E, na própria formulação, fica
evidenciado o diferente estatuto que Lukács atribuiu à cultura e à
política. Sem ter da política uma concepção meramente instrumentalista,
Lukács jamais conferiu a ela o significado que adjudicou à cultura. Para
dizer de maneira breve: a política é tão somente um conjunto de meios e
atividades através dos quais, nas sociedades que ainda não
transcenderam a exploração, a alienação e as múltiplas formas de
opressão, os homens travam as lutas emancipatórias que podem abrir a via
ao “reino da liberdade”. Neste, que nunca imaginou ser um paraíso
terrestre livre de tensões e conflitos, o pensador húngaro visualizava a
possibilidade de novas modalidades de desenvolvimento cultural pleno.
Qual a maior atualidade de Lukács?
Referi-me há pouco às derrotas
do movimento socialista no período pós-1980 e ao fato de elas terem
problematizado o “renascimento do marxismo” por que o Lukács se
empenhou. Nos últimos 20 anos do século 20, a ambiência cultural (para
não falar já da política) mostrou-se francamente adversa ao socialismo e
ao marxismo – provam-no a vigência das teses sobre o “fim da história” e
as teorias pós-modernas. Foram anos em que o pensamento de Lukács
experimentou o que, noutra oportunidade, chamei de seu “terceiro
exílio”.
Todas as indicações mais
recentes sugerem que esta conjuntura cultural (a dos “tempos
conservadores”, como a designou o injustamente esquecido Agustín Cueva)

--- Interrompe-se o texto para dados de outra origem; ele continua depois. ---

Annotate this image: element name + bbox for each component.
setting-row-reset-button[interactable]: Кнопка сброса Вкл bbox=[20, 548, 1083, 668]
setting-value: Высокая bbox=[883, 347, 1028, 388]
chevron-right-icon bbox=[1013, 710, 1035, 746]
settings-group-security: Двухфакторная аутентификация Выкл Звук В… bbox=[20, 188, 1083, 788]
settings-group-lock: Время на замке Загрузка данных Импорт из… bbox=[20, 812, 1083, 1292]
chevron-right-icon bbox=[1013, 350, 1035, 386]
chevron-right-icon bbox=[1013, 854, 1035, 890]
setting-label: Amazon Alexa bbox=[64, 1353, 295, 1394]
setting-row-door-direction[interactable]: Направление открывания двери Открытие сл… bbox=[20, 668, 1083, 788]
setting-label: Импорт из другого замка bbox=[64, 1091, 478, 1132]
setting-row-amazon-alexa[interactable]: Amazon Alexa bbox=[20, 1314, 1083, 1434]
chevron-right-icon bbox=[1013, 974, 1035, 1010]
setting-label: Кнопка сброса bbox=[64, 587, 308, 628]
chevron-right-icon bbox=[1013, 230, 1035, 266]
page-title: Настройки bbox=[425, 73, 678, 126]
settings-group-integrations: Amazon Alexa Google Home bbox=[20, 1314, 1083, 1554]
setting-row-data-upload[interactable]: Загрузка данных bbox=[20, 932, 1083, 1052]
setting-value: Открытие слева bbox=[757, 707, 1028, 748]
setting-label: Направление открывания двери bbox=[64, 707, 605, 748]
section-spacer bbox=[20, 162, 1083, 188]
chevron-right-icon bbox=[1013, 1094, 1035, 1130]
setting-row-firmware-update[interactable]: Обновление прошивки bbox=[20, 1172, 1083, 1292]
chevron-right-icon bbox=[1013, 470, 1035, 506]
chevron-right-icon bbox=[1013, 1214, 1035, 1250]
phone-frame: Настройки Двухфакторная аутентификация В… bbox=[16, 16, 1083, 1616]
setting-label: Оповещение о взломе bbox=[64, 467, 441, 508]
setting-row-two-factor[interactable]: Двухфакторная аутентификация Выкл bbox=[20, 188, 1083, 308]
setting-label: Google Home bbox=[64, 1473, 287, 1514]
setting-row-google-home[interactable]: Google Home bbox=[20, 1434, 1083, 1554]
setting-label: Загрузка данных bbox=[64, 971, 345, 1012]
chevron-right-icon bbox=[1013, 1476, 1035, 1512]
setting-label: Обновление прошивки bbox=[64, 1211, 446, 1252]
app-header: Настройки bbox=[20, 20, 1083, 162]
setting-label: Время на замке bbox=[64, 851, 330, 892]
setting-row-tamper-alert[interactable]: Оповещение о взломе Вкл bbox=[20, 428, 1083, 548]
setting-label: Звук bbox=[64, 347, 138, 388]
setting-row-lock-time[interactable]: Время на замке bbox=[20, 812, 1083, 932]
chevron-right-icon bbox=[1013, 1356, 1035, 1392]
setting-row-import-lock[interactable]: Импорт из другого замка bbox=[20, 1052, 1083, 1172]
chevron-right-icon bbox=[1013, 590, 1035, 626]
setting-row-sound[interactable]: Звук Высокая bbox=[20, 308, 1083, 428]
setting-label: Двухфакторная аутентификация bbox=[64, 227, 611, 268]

está a esgotar-se. A crise sistêmica que vem corroendo a ordem do
capital já não pode ser minimizada e, menos ainda, ocultada. Uma das
suas implicações, provavelmente a médio prazo, será – se a barbárie
presente não nos destruir e para conjurá-la – a ativação do pensamento e
da ação socialista e, no interior do seu diferenciado campo, do
marxismo. Para uma tal ativação, o contributo de Lukács (e,
particularmente, da sua Ontologia) será indispensável.
A minha hipótese de trabalho é
que somente um marxismo liberado de todo o ranço remanescente da era
stalinista, aberto ao debate e plural – mas com fronteiras claras e
suscetíveis de polêmica e dissenso –, somente um tal marxismo terá
viabilidade. A obra de Lukács será constitutiva desse marxismo. Por
isto, mais que atual, ela é prospectiva.